TOKYO (MarketWatch) -- The Japanese yen came off its highs against the U.S. dollar and Tokyo stocks closed off their lows Tuesday, after local media reported that Japanese Prime Minister Naoto Kan and Bank of Japan Gov. Masaaki Shirakawa will meet Monday, and separately reported that the government will begin discussing further stimulus steps.

Still, the Nikkei Stock Average lost 0.4% Tuesday to end at 9161.68, its lowest close since November 2009.

Kan and Shirakawa have already agreed to meet quarterly, and their last such meeting took place on June 21. But in the meantime, government data released Monday suggested the country's economy is far more fragile than many had believed, and is likely on track to be overtaken by China. See full story on Japan GDP.

Adding to the economic woes, the Japanese currency has been surging, hitting a 15-year high against the dollar last week.

On Tuesday, the dollar C_JPY slipped to 85.25 yen from ¥85.33 in late North American trading Monday, though it was off its Tuesday low of ¥85.13, according to FactSet data. See Tuesday's Currencies report.

While a dollar level of ¥85.00 is "tolerable for most Japanese corporations who have been able to hedge their positions, the fear among Japanese authorities is that a decisive break below 85.00 would quickly precipitate a move towards 80.00 which could prove devastating to Japanese corporate profits," Boris Schlossberg, director of currency research at GFT, said in a note to clients Tuesday.

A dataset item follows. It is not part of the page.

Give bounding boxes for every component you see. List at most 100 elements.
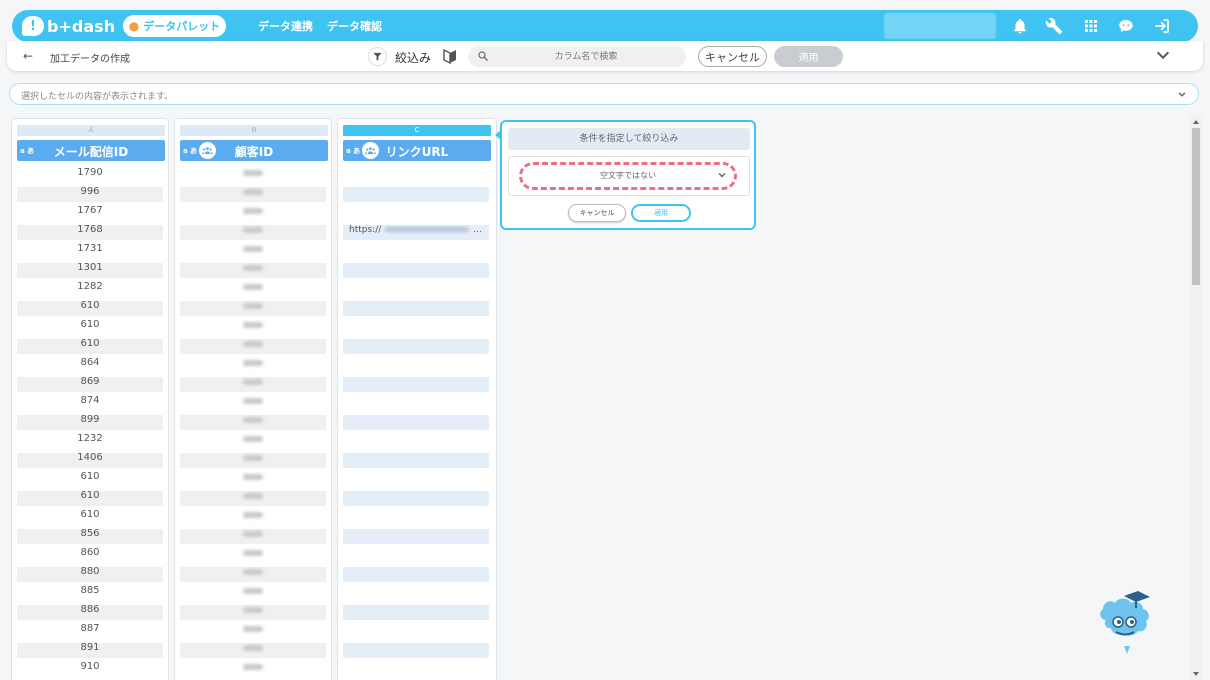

Although direct currency market intervention remains "unlikely," he said, one possible policy move that Kan and Shirakawa might consider is expanding the BOJ's current ¥20 trillion ($233 billion) quantitative-easing program to a six-month program from the current three-month time frame.

"Yet despite the latest efforts by Japanese officials to stem the rise of the currency, yen's fate will depend much more on the developments on this side of the Pacific rather than any policy moves out of Tokyo," he said, adding that the dollar's primary driver against the yen continues to be the interest rate differential between U.S. Treasury yields and those of Japanese government bonds.

Japan's Minister of Economy and Fiscal Policy Satoshi Arai said Tuesday that the yen's appreciation against the dollar may have entered its final phase, the Nikkei business daily reported.

"I think we may have passed the point where we can address the issue with 'verbal' intervention. But some say the yen's rise is now in its last phase," Arai was quoted as saying in a speech at a Tokyo hotel.

Arai reportedly said the current yen situation "resembles" a phase in which speculative trading tends to become active shortly before foreign exchange volatility stabilizes.

"From around Friday, we'll begin discussions on whether to implement" additional stimulus, Arai also said in the speech, according to Nikkei.

As for the need to compile a supplementary fiscal 2010 budget to finance the extra measures, "Prime Minister Naoto Kan will start hearing from ministries and agencies involved from Friday," Arai said.